To the left of this image of the Palace of Whitehall is the imposing building of the Banqueting House. Just right of the Banqueting House is the Holbein Gate. The inscription beneath the image states that it also includes:
‘…some still more antient [sic] remains of the palace, which adjoined the North end of the Banqueting Room [Banqueting House], and, which are to be found in no other view extant.’
Old Whitehall Palace was destroyed by fire in 1698. However, Banqueting House, designed by Inigo Jones in 1619 as part of the Palace and completed in 1622, is the only part of the Old Palace above ground, which survives today. It remains the property of the Queen, although it is now run by the charity Historic Royal Palaces and is open to the public. Originally known as the King's Gate or the Cockpit Gate, the Holbein Gate was built by Henry VIII and is named after Hans Holbein, who was thought to have designed it but probably only occupied lodgings within the gate.

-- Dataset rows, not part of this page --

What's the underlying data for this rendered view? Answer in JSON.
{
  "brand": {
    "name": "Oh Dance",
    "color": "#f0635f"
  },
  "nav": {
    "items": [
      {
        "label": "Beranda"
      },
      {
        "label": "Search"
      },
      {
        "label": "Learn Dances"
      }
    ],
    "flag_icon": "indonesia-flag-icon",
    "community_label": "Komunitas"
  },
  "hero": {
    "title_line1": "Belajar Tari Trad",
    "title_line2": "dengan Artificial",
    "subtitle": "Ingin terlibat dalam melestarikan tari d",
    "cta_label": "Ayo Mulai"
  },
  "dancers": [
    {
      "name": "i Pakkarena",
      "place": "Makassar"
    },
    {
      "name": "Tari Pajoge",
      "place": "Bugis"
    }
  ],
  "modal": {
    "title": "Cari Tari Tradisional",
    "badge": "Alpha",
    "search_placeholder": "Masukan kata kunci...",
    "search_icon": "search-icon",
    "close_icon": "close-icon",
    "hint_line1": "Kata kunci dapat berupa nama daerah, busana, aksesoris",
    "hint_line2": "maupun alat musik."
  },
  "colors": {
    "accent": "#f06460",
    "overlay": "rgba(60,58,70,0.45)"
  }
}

Wenceslaus Hollar, draughtsman and etcher, was born in Prague; the son of an official. It is thought he had no formal training. He left Prague at 20 and resided in Stuttgart (1627-29), Strasbourg (1629-30), Frankfurt-am-Main (1631) and Cologne (1632-38), where Abraham Hogenberg published his portraits and views of Prague and the Dutch coast. Thomas Howard, Second Earl of Arundel, met Hollar in Cologne and returned to London with him in 1636. He produced prints of works in the Earl’s collection and married a servant to the Earl’s wife. He moved to Antwerp in 1644, returning in 1651/52. In 1669 he was the official artist on an embassy to Tangier with Lord Henry Howard, which resulted in two series of etchings. He died in Westminster aged 70.